Well, here is my summary for the requirements of a better spreadsheet. This new improved version of a spreadsheet is not intended to replace 100% of all existing spreadsheets. Rather, this is intended to be a new alternative, a new category of spreadsheet. An alternative which could be used in 20% of the cases where more control is needed over spreadsheets.
- Readable by both humans and machines: A spreadsheet should be readable by both humans and machines. Information provided within a spreadsheet should be more a representation of information than presentation oriented. The representation can be presented in sheets, rows, columns, and cells but this is done leveraging information metadata and commonly understood patterns. 100% pixel perfect renderings are specifically not a requirement.
- Global standard format: The format of the spreadsheet should be a global standard, not controlled by one software vendor.
- Agreed upon level of semantics: The creators and consumers can agree on the level of semantic clarity they will make use of for a spreadsheet. The spectrum can range from no semantics at all (which is similar to today's spreadsheet) or a high level of semantics expressed by a highly controlled representation model.
- Separation of representation and presentation: The "representation" and the "presentation of the representation" should not be intermingled.
- Business rules separable from spreadsheet: Business rules should be separated from the information when desired, integrated with the spreadsheet when necessary. Business rules which are external to the spreadsheet can be used to "watch over" the things and relations within the spreadsheet. The business rules can be made available publicly via a URL, privately via a private URL, etc.
- Managed global standard: The better spreadsheet should be a global standard under the control of someone like OMG, XBRL International, ISO, Apache OpenOffice, or some other such organization.
- Provide a formal shape but be domain neutral filler: One formal shape should be agreed to, for example the multidimensional model, but the pieces which fit into that shape or "fill" the shape are domain neutral, controlled by the business domain.
- Format should allow for versioning, collaboration, etc: The syntax format should allow for ease of versioning, constructing systems which are collaborative in nature (multi-user).
- Straightforwardly usable over the Internet: The format should be compliant with internet standards.
- Support a wide variety of common business use cases: A wide variety of common business use cases would be served, but it is not a goal to solve every business problem which exists.
- Highly limited options: The number of optional features is to be kept to the absolute minimum, ideally zero.

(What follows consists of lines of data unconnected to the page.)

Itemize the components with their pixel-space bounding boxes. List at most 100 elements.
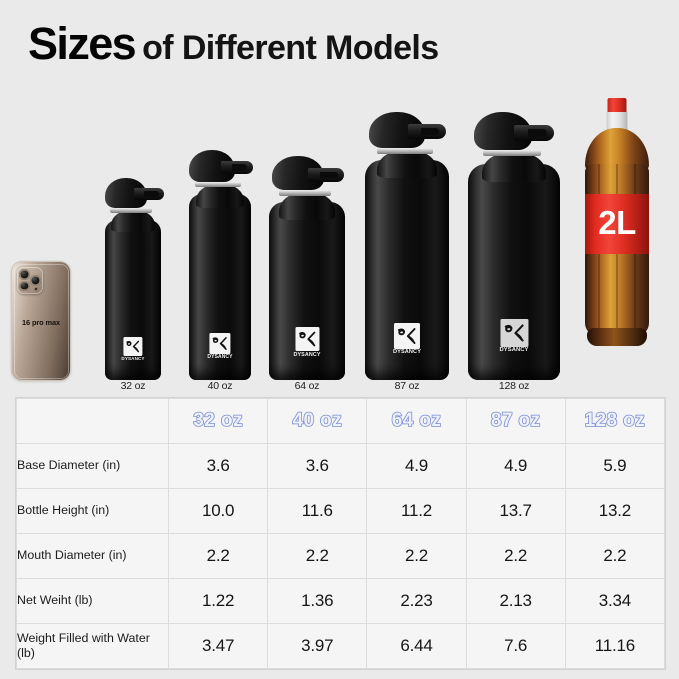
cell-mouth-diameter-32oz: 2.2 <box>167 533 269 579</box>
cola-neck <box>606 112 628 132</box>
cell-base-diameter-87oz: 4.9 <box>465 443 566 489</box>
cell-base-diameter-32oz: 3.6 <box>167 443 269 489</box>
neck-ring <box>483 150 541 156</box>
dysancy-logo-icon <box>295 327 319 352</box>
specifications-table: 32 oz 40 oz 64 oz 87 oz 128 oz Base Diam… <box>16 398 665 669</box>
product-label-40oz: 40 oz <box>207 380 233 392</box>
cola-label: 2L <box>585 194 649 254</box>
table-row: Bottle Height (in) 10.0 11.6 11.2 13.7 1… <box>16 488 665 534</box>
cell-weight-filled-64oz: 6.44 <box>366 623 467 669</box>
camera-lens-icon <box>19 269 30 280</box>
brand-badge: DYSANCY <box>392 322 422 356</box>
reference-object-iphone: 16 pro max <box>12 262 70 380</box>
brand-name: DYSANCY <box>392 349 422 356</box>
cola-cap <box>607 98 627 113</box>
camera-flash-icon <box>33 286 39 292</box>
brand-badge: DYSANCY <box>293 327 320 358</box>
cell-mouth-diameter-128oz: 2.2 <box>564 533 665 579</box>
column-header-128oz: 128 oz <box>564 398 665 444</box>
product-bottle-40oz: DYSANCY 40 oz <box>180 98 260 392</box>
neck-ring <box>377 148 433 154</box>
cell-mouth-diameter-87oz: 2.2 <box>465 533 566 579</box>
product-lineup: 16 pro max DYSANCY <box>0 80 679 392</box>
page-title-strong: Sizes <box>28 18 137 69</box>
dysancy-logo-icon <box>499 318 528 347</box>
brand-name: DYSANCY <box>207 354 233 360</box>
iphone-body: 16 pro max <box>12 262 70 380</box>
neck-ring <box>195 182 241 187</box>
column-header-label: 128 oz <box>584 409 646 432</box>
brand-badge: DYSANCY <box>121 336 145 362</box>
cell-net-weight-40oz: 1.36 <box>267 578 368 624</box>
column-header-label: 87 oz <box>490 409 541 432</box>
page-title-light: of Different Models <box>142 29 439 67</box>
row-label-weight-filled: Weight Filled with Water (lb) <box>16 623 169 669</box>
column-header-label: 64 oz <box>391 409 442 432</box>
table-row: Base Diameter (in) 3.6 3.6 4.9 4.9 5.9 <box>16 443 665 489</box>
product-bottle-128oz: DYSANCY 128 oz <box>460 98 568 392</box>
product-label-32oz: 32 oz <box>120 380 146 392</box>
product-label-87oz: 87 oz <box>394 380 420 392</box>
dysancy-logo-icon <box>209 332 231 354</box>
bottle-shoulder <box>482 152 546 182</box>
column-header-40oz: 40 oz <box>267 398 368 444</box>
bottle-shoulder <box>279 192 335 220</box>
bottle-cap <box>460 112 568 154</box>
column-header-32oz: 32 oz <box>167 398 269 444</box>
cell-mouth-diameter-40oz: 2.2 <box>267 533 368 579</box>
column-header-64oz: 64 oz <box>366 398 467 444</box>
column-header-label: 32 oz <box>193 409 244 432</box>
brand-badge: DYSANCY <box>207 332 233 361</box>
product-bottle-87oz: DYSANCY 87 oz <box>357 98 457 392</box>
cell-bottle-height-87oz: 13.7 <box>465 488 566 534</box>
table-row: Net Weiht (lb) 1.22 1.36 2.23 2.13 3.34 <box>16 578 665 624</box>
camera-lens-icon <box>19 280 30 292</box>
cap-handle <box>308 168 344 182</box>
cell-weight-filled-40oz: 3.97 <box>267 623 368 669</box>
cell-bottle-height-128oz: 13.2 <box>564 488 665 534</box>
cap-handle <box>134 188 164 200</box>
cell-weight-filled-87oz: 7.6 <box>465 623 566 669</box>
camera-lens-icon <box>30 275 41 286</box>
neck-ring <box>110 208 152 213</box>
cap-handle <box>221 161 253 174</box>
cell-mouth-diameter-64oz: 2.2 <box>366 533 467 579</box>
brand-badge: DYSANCY <box>499 318 529 354</box>
brand-name: DYSANCY <box>293 351 321 358</box>
cell-weight-filled-32oz: 3.47 <box>167 623 269 669</box>
cola-volume-label: 2L <box>598 204 636 241</box>
product-bottle-64oz: DYSANCY 64 oz <box>261 98 353 392</box>
bottle-cap <box>180 150 260 186</box>
brand-name: DYSANCY <box>499 347 529 354</box>
bottle-shoulder <box>111 210 155 232</box>
bottle-shoulder <box>196 184 244 208</box>
cell-bottle-height-40oz: 11.6 <box>267 488 368 534</box>
dysancy-logo-icon <box>394 322 420 349</box>
neck-ring <box>279 190 331 196</box>
product-label-64oz: 64 oz <box>294 380 320 392</box>
cap-handle <box>408 124 446 139</box>
iphone-model-label: 16 pro max <box>21 318 61 327</box>
cell-bottle-height-32oz: 10.0 <box>167 488 269 534</box>
cell-net-weight-32oz: 1.22 <box>167 578 269 624</box>
cell-base-diameter-128oz: 5.9 <box>564 443 665 489</box>
dysancy-logo-icon <box>123 336 143 356</box>
page-title: Sizes of Different Models <box>28 18 439 70</box>
row-label-base-diameter: Base Diameter (in) <box>16 443 169 489</box>
cap-handle <box>514 125 554 141</box>
bottle-cap <box>357 112 457 152</box>
table-row: Mouth Diameter (in) 2.2 2.2 2.2 2.2 2.2 <box>16 533 665 579</box>
cell-weight-filled-128oz: 11.16 <box>564 623 665 669</box>
table-corner-cell <box>16 398 169 444</box>
bottle-shoulder <box>377 150 437 178</box>
column-header-label: 40 oz <box>292 409 343 432</box>
cola-base <box>587 328 647 346</box>
cell-net-weight-87oz: 2.13 <box>465 578 566 624</box>
cell-bottle-height-64oz: 11.2 <box>366 488 467 534</box>
brand-name: DYSANCY <box>121 356 145 362</box>
table-header-row: 32 oz 40 oz 64 oz 87 oz 128 oz <box>16 398 665 444</box>
row-label-mouth-diameter: Mouth Diameter (in) <box>16 533 169 579</box>
bottle-cap <box>261 156 353 194</box>
row-label-net-weight: Net Weiht (lb) <box>16 578 169 624</box>
row-label-bottle-height: Bottle Height (in) <box>16 488 169 534</box>
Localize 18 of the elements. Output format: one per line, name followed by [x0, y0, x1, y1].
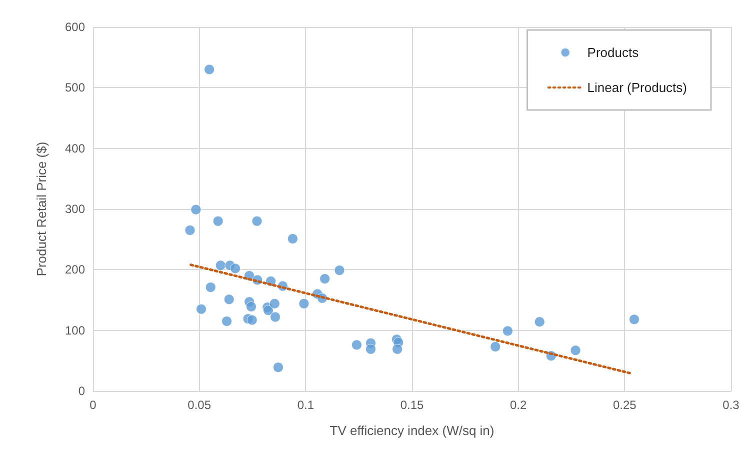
y-tick-label: 100 — [64, 323, 86, 338]
y-tick-label: 200 — [64, 262, 86, 277]
y-tick-label: 500 — [64, 80, 86, 95]
x-tick-label: 0.3 — [722, 398, 740, 412]
legend-label: Linear (Products) — [587, 80, 688, 95]
y-tick-label: 400 — [64, 141, 86, 156]
y-tick-label: 600 — [64, 20, 86, 34]
x-axis-title: TV efficiency index (W/sq in) — [330, 423, 494, 438]
x-tick-label: 0.1 — [297, 398, 314, 412]
y-axis-title: Product Retail Price ($) — [34, 142, 49, 276]
legend-label: Products — [587, 45, 640, 60]
y-tick-label: 300 — [64, 202, 86, 216]
y-tick-label: 0 — [78, 384, 86, 398]
x-tick-label: 0.25 — [612, 398, 637, 412]
x-tick-label: 0 — [90, 398, 97, 412]
x-tick-label: 0.05 — [188, 398, 212, 412]
x-tick-label: 0.15 — [400, 398, 424, 412]
x-tick-label: 0.2 — [510, 398, 527, 412]
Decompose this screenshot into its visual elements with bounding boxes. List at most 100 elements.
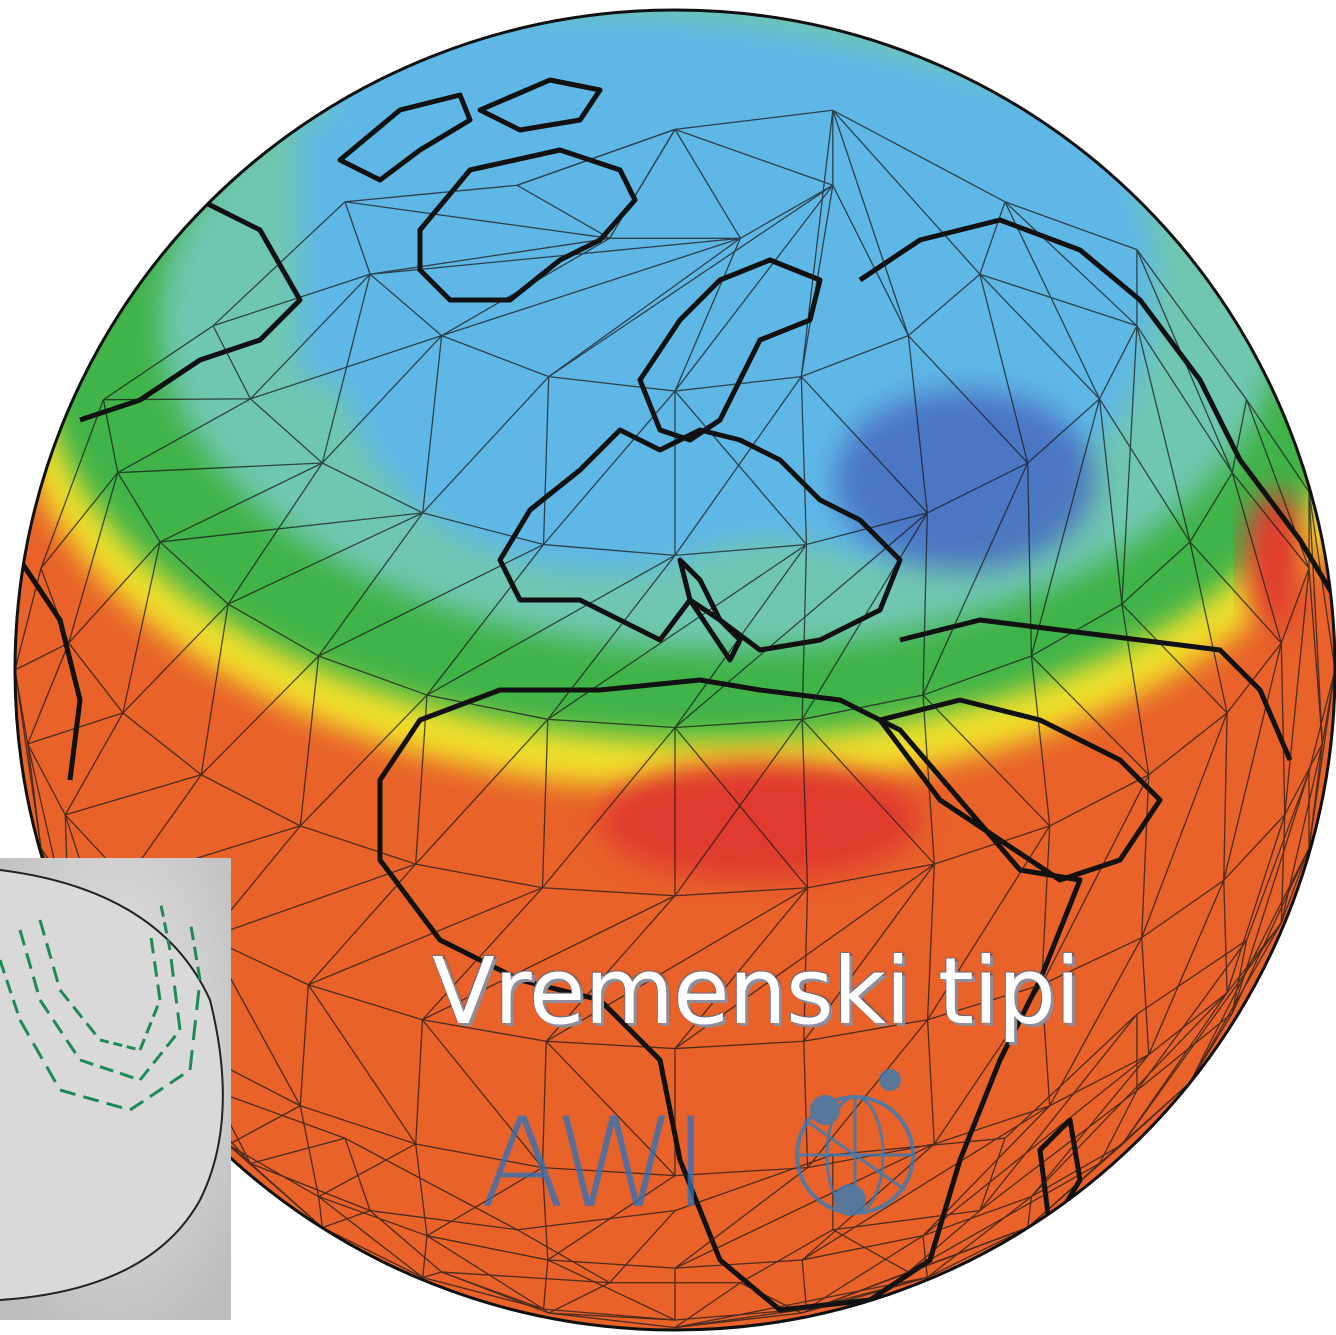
mesh-edge [803, 863, 935, 1042]
mesh-edge [1231, 847, 1310, 1014]
mesh-edge [40, 399, 105, 569]
mesh-edge [907, 273, 981, 337]
mesh-edge [1141, 937, 1150, 1055]
mesh-edge [40, 568, 70, 644]
mesh-edge [927, 1227, 1028, 1279]
mesh-edge [674, 543, 807, 557]
mesh-edge [227, 1144, 323, 1229]
mesh-edge [415, 1143, 428, 1236]
mesh-edge [674, 727, 809, 889]
mesh-edge [927, 462, 1028, 514]
mesh-edge [426, 554, 676, 696]
mesh-edge [1030, 1054, 1150, 1198]
mesh-edge [227, 462, 323, 605]
mesh-edge [250, 398, 323, 464]
mesh-edge [740, 1282, 802, 1314]
flow-arrow [31, 976, 40, 993]
mesh-edge [1308, 669, 1335, 849]
awi-logo-icon [795, 1069, 915, 1216]
flow-arrow [79, 1058, 94, 1066]
mesh-edge [422, 895, 676, 1021]
flow-arrow [176, 1012, 182, 1031]
mesh-edge [926, 864, 935, 1020]
mesh-edge [1223, 642, 1282, 881]
mesh-edge [65, 774, 202, 816]
inset-flow-panel [0, 858, 231, 1320]
flow-arrow [138, 1068, 150, 1081]
mesh-edge [318, 1196, 428, 1237]
mesh-edge [674, 1282, 741, 1329]
mesh-edge [307, 863, 417, 986]
mesh-edge [15, 568, 42, 671]
mesh-edge [674, 1308, 807, 1329]
mesh-edge [740, 1229, 834, 1284]
mesh-edge [801, 1259, 808, 1310]
mesh-edge [547, 1175, 676, 1261]
mesh-edge [422, 376, 550, 514]
mesh-edge [803, 1041, 809, 1168]
flow-arrow [25, 952, 33, 970]
mesh-edge [547, 1259, 676, 1321]
mesh-edge [1231, 399, 1248, 473]
mesh-edge [299, 1105, 320, 1197]
mesh-edge [674, 887, 808, 897]
mesh-edge [546, 1040, 676, 1050]
mesh-edge [1041, 984, 1051, 1106]
mesh-edge [979, 1137, 1006, 1211]
mesh-edge [307, 984, 417, 1145]
mesh-edge [934, 825, 1050, 865]
flow-arrow [59, 1088, 76, 1096]
mesh-edge [922, 1235, 928, 1278]
mesh-edge [541, 1041, 547, 1168]
mesh-edge [318, 655, 428, 696]
mesh-edge [117, 462, 323, 474]
mesh-edge [801, 544, 808, 720]
mesh-edge [441, 335, 549, 378]
mesh-edge [927, 984, 1042, 1021]
mesh-edge [426, 1235, 544, 1310]
mesh-edge [979, 1013, 1138, 1212]
flow-arrow [188, 1050, 194, 1071]
mesh-edge [322, 462, 423, 514]
mesh-edge [1189, 541, 1228, 714]
mesh-edge [1189, 472, 1233, 543]
flow-arrow [159, 905, 165, 917]
mesh-edge [1121, 603, 1228, 714]
mesh-edge [516, 184, 610, 239]
mesh-edge [1280, 643, 1286, 815]
flow-arrow [156, 984, 162, 1001]
mesh-edge [674, 1143, 935, 1269]
mesh-edge [318, 543, 544, 657]
flow-arrow [85, 1022, 97, 1036]
mesh-edge [1041, 774, 1150, 986]
mesh-edge [322, 1210, 371, 1229]
mesh-edge [674, 512, 928, 729]
flow-arrow [138, 1038, 146, 1051]
mesh-edge [1136, 939, 1247, 1015]
mesh-edge [208, 863, 416, 939]
mesh-edge [318, 1196, 424, 1278]
flow-arrow [18, 929, 26, 946]
mesh-edge [543, 390, 676, 545]
mesh-edge [1148, 712, 1228, 776]
mesh-edge [934, 1105, 1050, 1145]
mesh-edge [40, 472, 119, 569]
flow-arrow [51, 966, 60, 983]
mesh-edge [674, 1040, 804, 1050]
mesh-edge [548, 1312, 676, 1329]
mesh-edge [212, 1089, 346, 1139]
mesh-edge [159, 462, 323, 543]
mesh-edge [1041, 825, 1051, 985]
mesh-edge [370, 1209, 518, 1231]
mesh-edge [1136, 249, 1233, 473]
mesh-edge [547, 718, 676, 729]
mesh-edge [1098, 398, 1191, 543]
mesh-edge [27, 743, 66, 816]
mesh-edge [422, 1276, 544, 1310]
mesh-edge [15, 642, 69, 671]
mesh-edge [300, 1105, 416, 1145]
mesh-edge [422, 512, 544, 546]
mesh-edge [212, 201, 346, 327]
mesh-edge [1136, 1012, 1233, 1091]
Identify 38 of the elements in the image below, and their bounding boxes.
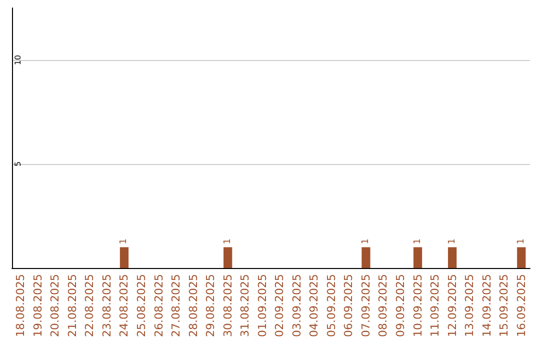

Multiple approaches to solving a problem are not necessary when one will do.
- Formal and concise design: The design must be formal, concise, well designed and well engineered.
The spreadsheet I am describing is somewhat of a "micro system". It allows business users to construct robust systems using what amounts to well engineered Lego-type building blocks created by IT professionals. This avoids or reduces information rekeying. This avoids or reduces the ever expanding "point solutions" which are created using spreadsheets. These micro sytems also will easily integrate into larger business systems.
I cannot really take credit for any of these ideas. I am simply summarizing the ideas of others into one consolidated list. There is a tremendous amount of information here. The best way to get your head around this information is to read this blog post, go read through the details of the other three blog posts mentioned at the beginning, and then read this blog post again.
Is this achievable? Is this even useful? What do you think? Personally, I believe XBRL is already this standard. Go look at SEC XBRL financial filings. Each report component is a spreadsheet.